The riffing on this record sounds more pronounced and full than on any previous Converge album. Some of my personal favoutie cuts are the main verse (fast) riff on "Sadness Comes Home", and the punishing outro of "Glacial Pace". "Coral Blue" and "Veins and Veils" also have some tight grooves as well. And these ideas are developed as well, a technique seldom used in math rock/mathcore today. Sure "Sadness Comes Home" has a very quick turnaround from its intro riff into the verses, however that main riff returns as an outro. And even if it is one of the albums easiest songs to digest, it does set the table for what else is to come.

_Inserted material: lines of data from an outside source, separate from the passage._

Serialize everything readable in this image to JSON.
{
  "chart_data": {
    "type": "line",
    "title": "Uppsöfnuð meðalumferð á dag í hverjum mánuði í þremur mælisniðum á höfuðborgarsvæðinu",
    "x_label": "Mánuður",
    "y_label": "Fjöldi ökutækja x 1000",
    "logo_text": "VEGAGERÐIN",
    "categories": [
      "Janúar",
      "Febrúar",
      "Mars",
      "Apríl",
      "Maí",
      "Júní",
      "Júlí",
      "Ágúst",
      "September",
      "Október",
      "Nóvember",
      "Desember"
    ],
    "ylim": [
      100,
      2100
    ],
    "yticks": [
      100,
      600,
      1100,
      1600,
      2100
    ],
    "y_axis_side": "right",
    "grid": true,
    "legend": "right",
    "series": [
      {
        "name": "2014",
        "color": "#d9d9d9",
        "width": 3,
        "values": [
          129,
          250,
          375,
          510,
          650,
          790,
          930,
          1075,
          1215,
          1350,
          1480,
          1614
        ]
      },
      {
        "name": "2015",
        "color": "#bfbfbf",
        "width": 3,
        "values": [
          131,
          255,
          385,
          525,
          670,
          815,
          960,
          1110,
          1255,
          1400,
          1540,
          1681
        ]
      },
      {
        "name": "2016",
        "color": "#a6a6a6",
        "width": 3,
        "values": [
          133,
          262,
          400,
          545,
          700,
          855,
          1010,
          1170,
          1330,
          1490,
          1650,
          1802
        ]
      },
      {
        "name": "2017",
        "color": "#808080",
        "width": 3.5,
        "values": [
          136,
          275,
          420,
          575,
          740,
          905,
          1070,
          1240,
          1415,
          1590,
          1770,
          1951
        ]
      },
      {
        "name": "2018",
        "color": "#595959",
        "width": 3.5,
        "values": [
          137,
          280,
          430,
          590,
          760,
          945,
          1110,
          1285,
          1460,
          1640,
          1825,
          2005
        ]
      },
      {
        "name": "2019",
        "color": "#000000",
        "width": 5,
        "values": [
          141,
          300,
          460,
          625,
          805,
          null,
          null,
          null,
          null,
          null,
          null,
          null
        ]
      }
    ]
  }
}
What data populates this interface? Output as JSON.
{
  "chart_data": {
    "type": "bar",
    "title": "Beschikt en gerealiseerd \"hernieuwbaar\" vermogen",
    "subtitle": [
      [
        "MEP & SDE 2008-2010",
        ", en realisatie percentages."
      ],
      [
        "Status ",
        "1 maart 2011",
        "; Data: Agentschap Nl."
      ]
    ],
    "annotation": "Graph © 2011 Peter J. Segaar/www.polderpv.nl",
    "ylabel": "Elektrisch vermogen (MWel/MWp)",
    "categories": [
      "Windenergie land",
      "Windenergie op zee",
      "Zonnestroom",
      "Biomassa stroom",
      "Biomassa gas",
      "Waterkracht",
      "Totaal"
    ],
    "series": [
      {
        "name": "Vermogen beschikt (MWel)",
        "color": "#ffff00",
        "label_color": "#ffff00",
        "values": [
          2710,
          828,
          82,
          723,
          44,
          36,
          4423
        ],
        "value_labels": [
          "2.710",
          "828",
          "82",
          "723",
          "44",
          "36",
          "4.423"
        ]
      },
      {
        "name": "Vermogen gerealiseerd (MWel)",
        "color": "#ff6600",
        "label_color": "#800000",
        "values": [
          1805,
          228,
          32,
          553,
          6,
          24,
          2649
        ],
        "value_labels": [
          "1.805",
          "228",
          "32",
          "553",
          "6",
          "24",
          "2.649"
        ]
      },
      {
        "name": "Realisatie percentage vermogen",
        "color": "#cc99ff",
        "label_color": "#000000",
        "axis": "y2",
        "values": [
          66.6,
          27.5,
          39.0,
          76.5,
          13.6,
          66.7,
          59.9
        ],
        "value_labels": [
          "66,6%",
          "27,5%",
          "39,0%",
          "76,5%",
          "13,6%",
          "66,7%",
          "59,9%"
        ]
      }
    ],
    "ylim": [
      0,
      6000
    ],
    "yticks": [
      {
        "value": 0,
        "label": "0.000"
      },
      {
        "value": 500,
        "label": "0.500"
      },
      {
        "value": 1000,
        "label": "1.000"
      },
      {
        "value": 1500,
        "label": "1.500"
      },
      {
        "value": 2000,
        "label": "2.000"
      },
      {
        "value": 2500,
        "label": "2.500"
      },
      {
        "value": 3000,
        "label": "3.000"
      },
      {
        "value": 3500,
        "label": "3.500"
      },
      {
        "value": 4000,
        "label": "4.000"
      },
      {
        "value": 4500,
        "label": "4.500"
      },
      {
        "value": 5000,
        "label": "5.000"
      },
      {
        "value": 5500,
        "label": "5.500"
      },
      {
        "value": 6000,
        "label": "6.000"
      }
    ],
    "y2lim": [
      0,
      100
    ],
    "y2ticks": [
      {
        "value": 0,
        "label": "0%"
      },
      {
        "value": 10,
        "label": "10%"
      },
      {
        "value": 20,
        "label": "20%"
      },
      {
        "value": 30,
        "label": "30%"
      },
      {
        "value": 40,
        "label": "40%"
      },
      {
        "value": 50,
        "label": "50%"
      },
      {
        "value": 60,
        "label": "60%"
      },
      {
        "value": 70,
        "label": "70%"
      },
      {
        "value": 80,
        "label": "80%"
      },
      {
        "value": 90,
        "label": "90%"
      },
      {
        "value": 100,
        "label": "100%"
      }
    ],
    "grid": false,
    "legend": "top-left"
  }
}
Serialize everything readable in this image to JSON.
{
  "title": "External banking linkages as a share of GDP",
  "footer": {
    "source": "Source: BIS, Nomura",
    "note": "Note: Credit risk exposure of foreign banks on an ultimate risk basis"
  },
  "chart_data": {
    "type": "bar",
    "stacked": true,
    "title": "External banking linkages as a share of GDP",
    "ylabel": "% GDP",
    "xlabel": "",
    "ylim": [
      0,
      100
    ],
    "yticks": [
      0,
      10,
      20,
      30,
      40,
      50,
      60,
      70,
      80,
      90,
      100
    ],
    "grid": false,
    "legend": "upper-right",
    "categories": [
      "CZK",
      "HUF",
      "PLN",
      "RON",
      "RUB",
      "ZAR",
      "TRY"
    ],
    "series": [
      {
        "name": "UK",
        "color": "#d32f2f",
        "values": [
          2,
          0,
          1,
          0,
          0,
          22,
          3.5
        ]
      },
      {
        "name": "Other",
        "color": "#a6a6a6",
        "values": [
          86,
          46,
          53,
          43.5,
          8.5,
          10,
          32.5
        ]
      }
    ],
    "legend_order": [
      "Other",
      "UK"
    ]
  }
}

The production on this record deserves special credit. I have always been a stickler for this kind of stuff, but just because an album is supposed to be loud, aggressive, and atonal, it does not give the producers an excuse to make the songs sound like liquid ass. Bands such as Daughters have proven this in recent years and Converge helped set that band up for their success. The guitars are powerful, but not overpowering to make the bass sound like an afterthought. There are a few moments scattered throughout the album in which a rhythm guitar is surprisingly absent, leaving just a lead guitar and bass to push forward. And when those rhythm guitars do return, they hit with a greater impact knowing that their is that fundament bass line to flush out the mix. The percussion work on this album is very great. Since the album does alternate between hectic, hardcore tunes, and slower, melodic post-metal/sludge(?) ideas, Ben Koller fluidity between the contrasting styles is effective and shows enough restraint, not just in the performance, but also in the mix, not being pushed into the front ahead of the lead guitars, or Jacob Bannon. To be completely honest, the vocal performance is probably has the albums weakest moments. The quality and precision in Jacob's voice is dramatically improved from previous records, but it can feel pushed back in the overall mix a fair number of times.
When the band followed this record in 2017 with The Dusk In Us, a few people were surprised by the slower, more atmospheric change in sound and direction. But if you look at this album and my favourite song "Coral Blue", you would have already seen that change coming. Overall, All We Love We Leave Behind is a banger of a metalcore record from top to bottom. It redefines the frantic sound that Converge were known for at the time, while also laying the groundwork for where this group could go next. I never understood the mass critical acclaim for Converge...until I listened to this. Great stuff, but you probably knew that already.